L'arbitre a exprimé qu'il se sentait obligé de soutenir les voix des fans exprimant leurs opinions sur l'ICE et ses politiques. En permettant au chant de continuer, il croyait que cela attirait l'attention sur une question sociale importante, contribuant à la conversation en cours concernant les politiques d'immigration aux États-Unis.
Les fans ont réagi à ce retard avec des émotions mitigées ; certains ont applaudi la position de l'arbitre comme un acte de solidarité courageux, tandis que d'autres ont critiqué l'intersection du sport et de l'activisme, estimant que l'événement de lutte devrait rester un terrain neutre pour le divertissement.
Cet incident met en lumière une tendance croissante où les athlètes, les officiels et les fans utilisent les événements sportifs comme des plateformes pour des messages sociaux et politiques.
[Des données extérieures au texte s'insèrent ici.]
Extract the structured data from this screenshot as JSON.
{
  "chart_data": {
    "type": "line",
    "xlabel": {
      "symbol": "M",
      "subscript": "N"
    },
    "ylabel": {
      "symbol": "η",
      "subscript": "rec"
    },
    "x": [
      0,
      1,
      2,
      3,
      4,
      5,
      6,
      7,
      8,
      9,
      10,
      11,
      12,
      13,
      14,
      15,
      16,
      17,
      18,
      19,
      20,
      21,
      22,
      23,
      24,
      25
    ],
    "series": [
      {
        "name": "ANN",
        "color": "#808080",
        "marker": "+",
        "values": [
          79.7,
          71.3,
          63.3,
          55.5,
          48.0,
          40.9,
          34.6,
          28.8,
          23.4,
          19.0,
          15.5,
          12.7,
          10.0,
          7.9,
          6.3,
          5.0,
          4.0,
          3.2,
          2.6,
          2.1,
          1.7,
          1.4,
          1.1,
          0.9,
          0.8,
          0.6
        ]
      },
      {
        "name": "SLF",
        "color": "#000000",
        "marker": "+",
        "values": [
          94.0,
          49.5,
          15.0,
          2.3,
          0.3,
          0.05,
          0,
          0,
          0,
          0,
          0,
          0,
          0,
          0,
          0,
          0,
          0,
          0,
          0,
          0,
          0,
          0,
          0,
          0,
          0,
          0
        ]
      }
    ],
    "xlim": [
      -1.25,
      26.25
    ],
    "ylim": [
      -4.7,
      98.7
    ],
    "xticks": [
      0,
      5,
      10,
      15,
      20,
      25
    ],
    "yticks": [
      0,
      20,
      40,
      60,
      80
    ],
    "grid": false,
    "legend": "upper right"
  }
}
Alors que les discussions sur l'immigration s'intensifient aux États-Unis, ce moment sur le ring reflète des débats sociétaux plus larges et les manières dont les individus cherchent à exprimer leurs opinions.
Les actions de l'arbitre ont ravivé les conversations sur la façon dont le sport peut servir de conduit à l'activisme, soulignant le pouvoir des plateformes publiques pour amplifier les voix marginalisées. Alors que la lutte continue d'évoluer, l'équilibre entre divertissement et plaidoyer reste un sujet poignant au sein de la communauté de la lutte et au-delà.